16. Can investors transfer or sell their ownership interests in the partnership?

Transfers are generally restricted and require the General Partner’s approval. Exceptions may be made for family members or related trusts.

17. What happens if I need to withdraw money due to an unexpected event?

The partnership has a five-year horizon. While early withdrawals are unusual, exceptions will be considered under extraordinary circumstances, and there will be opportunities to become note holders with a shorter investment duration, at the General Partner’s discretion.

18. What happens if the partnership is dissolved, either at the end of the fifth year or earlier?

In the event of dissolution, assets will be liquidated and proceeds distributed based on each partner’s Capital Account after settling liabilities.

19. How are distributions prioritized among Class A, Class B, and note holders?

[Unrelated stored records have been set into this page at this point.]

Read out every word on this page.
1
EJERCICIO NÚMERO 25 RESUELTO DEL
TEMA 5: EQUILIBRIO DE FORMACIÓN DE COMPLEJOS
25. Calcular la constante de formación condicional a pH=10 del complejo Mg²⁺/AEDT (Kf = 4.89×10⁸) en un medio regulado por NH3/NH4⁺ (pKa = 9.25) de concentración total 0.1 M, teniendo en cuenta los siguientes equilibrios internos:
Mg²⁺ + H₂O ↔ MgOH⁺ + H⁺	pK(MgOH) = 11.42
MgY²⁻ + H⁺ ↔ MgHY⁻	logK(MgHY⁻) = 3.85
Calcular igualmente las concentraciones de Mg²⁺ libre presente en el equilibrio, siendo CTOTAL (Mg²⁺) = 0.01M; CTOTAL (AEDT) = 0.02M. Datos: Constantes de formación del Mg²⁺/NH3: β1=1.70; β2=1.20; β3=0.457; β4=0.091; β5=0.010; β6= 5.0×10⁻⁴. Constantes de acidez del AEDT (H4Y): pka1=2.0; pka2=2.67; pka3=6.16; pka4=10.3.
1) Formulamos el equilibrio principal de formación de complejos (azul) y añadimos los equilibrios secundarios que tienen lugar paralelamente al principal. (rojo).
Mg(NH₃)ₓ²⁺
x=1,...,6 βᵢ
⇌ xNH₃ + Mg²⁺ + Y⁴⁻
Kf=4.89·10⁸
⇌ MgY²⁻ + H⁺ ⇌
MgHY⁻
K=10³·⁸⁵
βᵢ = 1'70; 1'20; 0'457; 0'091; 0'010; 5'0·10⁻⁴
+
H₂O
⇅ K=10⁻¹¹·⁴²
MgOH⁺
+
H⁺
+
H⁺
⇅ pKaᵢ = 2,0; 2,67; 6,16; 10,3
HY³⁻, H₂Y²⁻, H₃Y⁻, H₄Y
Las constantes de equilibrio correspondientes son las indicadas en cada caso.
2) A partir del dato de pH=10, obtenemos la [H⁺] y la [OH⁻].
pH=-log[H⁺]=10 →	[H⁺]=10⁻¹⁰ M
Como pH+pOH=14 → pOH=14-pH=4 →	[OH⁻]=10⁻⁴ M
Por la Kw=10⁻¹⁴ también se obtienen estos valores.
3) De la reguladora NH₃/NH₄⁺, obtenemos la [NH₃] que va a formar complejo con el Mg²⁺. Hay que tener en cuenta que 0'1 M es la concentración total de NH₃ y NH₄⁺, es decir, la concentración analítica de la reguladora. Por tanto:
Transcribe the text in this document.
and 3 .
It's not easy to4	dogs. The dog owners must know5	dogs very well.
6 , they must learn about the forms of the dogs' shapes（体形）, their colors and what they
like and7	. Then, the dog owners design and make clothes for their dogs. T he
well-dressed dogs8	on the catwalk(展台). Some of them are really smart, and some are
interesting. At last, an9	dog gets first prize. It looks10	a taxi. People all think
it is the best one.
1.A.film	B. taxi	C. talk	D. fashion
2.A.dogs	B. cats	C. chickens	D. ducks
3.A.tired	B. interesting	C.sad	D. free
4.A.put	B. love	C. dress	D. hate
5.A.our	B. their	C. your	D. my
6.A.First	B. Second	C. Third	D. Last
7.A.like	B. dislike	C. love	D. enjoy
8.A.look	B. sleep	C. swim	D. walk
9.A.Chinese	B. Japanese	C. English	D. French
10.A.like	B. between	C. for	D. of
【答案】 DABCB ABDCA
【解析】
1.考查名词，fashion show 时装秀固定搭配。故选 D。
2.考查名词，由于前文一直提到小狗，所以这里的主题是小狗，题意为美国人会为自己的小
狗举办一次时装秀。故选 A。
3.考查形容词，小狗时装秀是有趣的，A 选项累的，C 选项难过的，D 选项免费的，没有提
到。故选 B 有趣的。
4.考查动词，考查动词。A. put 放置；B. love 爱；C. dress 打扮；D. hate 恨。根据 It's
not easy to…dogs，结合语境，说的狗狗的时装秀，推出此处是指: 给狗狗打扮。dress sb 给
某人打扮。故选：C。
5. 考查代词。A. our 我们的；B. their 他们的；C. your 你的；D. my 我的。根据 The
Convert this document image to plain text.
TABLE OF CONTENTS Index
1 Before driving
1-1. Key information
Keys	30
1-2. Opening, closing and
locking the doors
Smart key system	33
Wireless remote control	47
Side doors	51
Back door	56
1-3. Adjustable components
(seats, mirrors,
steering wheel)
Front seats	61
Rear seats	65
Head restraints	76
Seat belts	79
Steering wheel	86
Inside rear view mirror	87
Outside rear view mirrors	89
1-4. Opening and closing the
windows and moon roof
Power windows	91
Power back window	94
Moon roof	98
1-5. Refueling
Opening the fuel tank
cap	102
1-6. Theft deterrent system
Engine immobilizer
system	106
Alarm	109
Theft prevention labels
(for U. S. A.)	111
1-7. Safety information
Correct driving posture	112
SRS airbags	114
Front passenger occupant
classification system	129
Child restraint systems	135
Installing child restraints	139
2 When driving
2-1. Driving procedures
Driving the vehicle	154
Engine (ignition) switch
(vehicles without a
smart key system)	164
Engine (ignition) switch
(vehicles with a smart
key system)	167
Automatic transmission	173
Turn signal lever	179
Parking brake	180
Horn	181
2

The partnership follows the below waterfall structure for payments:

  1. Note holders: Are paid in full, including both principal and interest, before any distributions to Class A or B investors, as they have the highest priority for payments.
  2. Class A Limited Partners: Receive their 8% preferred return, compounded annually, and have priority over Class B investors for principal repayment during liquidation or capital events.
  3. Class B Limited Partners: Receive their 8% preferred return, with 4% distributed quarterly and the remaining 4% paid at the end of the investment period. Principal repayment occurs after all obligations to Class A investors are met.
  4. Any remaining profits: After satisfying the obligations to note holders, Class A, and Class B investors, any additional profits are distributed according to the terms of the partnership agreement.